Yeah, thought Hope, you could say that.
Louise leaned forward to reply. Hope couldn’t catch her words, but from her tone it was clear she was giving Fingal a piece of her mind, giving as good as she got. Hope hadn’t the heart to get involved in the discussion. The candy floss suddenly tasted like paper. She tossed it in a bin, sucked her fingers and licked around her lips, careless of how unladylike this looked, and stomped off home.
On the second of May, Geena walked to Hayes for the first time since her interrogation. For weeks now she’d been taking the bus, to and from work. She hadn’t been able to face walking the same roads.
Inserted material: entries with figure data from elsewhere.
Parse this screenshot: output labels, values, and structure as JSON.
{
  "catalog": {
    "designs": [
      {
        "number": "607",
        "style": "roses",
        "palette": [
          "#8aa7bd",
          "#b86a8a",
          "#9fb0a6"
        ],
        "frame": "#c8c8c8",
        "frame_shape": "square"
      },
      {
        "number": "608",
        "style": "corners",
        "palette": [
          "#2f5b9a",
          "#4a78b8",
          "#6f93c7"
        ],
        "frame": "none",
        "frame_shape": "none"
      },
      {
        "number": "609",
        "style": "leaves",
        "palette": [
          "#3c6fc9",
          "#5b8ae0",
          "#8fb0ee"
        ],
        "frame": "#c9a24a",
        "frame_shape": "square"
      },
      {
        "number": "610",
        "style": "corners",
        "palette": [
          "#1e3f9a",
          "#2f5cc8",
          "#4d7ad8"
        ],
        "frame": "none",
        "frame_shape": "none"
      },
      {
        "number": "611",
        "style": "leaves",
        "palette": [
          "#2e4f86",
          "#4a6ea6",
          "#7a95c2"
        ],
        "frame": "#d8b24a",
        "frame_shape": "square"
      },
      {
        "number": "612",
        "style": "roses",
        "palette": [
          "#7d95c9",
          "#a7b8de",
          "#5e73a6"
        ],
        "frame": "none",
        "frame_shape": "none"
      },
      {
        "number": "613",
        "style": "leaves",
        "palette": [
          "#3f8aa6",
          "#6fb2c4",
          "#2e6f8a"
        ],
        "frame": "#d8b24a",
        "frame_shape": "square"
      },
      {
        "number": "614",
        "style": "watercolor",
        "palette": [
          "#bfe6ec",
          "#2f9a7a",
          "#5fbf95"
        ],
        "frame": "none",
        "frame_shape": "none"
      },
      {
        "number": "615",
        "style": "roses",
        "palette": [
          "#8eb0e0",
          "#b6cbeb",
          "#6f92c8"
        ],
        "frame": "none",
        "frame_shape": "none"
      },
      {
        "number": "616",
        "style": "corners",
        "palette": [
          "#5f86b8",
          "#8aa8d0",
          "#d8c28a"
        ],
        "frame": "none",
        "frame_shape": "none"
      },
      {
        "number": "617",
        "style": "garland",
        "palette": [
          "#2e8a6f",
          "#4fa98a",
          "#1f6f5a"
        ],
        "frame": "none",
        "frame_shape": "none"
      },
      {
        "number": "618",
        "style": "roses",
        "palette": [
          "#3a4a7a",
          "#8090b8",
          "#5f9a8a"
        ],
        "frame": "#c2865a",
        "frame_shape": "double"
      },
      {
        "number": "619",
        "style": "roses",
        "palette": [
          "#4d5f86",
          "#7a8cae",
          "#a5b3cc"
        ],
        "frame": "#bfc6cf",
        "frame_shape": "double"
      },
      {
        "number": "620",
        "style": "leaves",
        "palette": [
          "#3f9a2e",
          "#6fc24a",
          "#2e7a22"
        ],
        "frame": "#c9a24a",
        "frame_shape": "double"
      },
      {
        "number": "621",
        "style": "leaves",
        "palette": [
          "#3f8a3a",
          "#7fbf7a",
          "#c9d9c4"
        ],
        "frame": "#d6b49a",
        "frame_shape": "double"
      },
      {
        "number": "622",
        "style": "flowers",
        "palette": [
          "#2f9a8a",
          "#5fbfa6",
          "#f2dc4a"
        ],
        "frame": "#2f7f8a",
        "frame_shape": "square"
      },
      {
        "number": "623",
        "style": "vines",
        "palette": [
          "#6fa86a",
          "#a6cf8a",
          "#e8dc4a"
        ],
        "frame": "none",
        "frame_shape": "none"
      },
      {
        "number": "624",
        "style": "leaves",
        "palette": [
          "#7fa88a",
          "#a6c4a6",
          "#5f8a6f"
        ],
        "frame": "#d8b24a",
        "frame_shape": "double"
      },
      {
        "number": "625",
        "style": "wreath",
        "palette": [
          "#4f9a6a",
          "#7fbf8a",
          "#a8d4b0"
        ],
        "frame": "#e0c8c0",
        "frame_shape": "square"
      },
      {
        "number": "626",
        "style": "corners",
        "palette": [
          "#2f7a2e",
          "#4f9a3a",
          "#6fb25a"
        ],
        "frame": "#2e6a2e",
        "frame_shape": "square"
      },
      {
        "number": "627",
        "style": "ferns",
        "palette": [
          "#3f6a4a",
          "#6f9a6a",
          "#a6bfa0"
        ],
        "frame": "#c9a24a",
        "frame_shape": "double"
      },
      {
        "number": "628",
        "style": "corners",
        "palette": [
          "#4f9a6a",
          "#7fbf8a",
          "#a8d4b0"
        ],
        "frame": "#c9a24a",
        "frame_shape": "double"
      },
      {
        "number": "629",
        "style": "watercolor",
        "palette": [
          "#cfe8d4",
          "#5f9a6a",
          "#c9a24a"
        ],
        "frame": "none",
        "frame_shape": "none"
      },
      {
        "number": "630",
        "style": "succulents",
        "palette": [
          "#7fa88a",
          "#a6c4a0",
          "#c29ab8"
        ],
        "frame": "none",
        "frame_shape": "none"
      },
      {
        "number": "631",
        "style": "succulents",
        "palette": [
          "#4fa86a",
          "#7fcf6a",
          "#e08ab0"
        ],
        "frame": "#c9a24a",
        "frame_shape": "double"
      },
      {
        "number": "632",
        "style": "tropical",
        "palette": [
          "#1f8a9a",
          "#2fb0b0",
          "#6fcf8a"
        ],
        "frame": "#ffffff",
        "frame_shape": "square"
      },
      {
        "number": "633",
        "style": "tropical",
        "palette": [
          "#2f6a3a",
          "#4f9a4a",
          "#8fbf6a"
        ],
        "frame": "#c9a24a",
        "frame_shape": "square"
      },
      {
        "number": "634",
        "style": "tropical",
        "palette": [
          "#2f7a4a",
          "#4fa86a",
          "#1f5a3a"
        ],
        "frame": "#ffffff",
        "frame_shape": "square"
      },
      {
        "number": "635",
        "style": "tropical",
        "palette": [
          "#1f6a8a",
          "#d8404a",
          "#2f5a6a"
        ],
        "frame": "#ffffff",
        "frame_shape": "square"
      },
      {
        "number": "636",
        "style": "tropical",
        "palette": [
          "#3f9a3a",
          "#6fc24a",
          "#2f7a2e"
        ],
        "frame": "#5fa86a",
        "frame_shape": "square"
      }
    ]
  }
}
But today the weather had cleared and she was feeling better for the day off, though she wasn’t entirely sure why. She hadn’t spent it well.
Her boyfriend Liam had worked the Bank Holiday, leaving Geena in bed. She’d dutifully trudged to the window, waved, and then retreated under the duvet. She huddled there for half the morning, dozing, until she’d really had to pee, and that was what had finally propelled her out of bed. In the bathroom she’d been overcome with weeping, and showered away most of the evidence, applying make-up to the rest. She’d then spent the best part of the day moping around the flat and shutter-shopping in Uxbridge High Street, feeling like a zombie drawn inexorably and inexplicably to a closed mall in an old movie.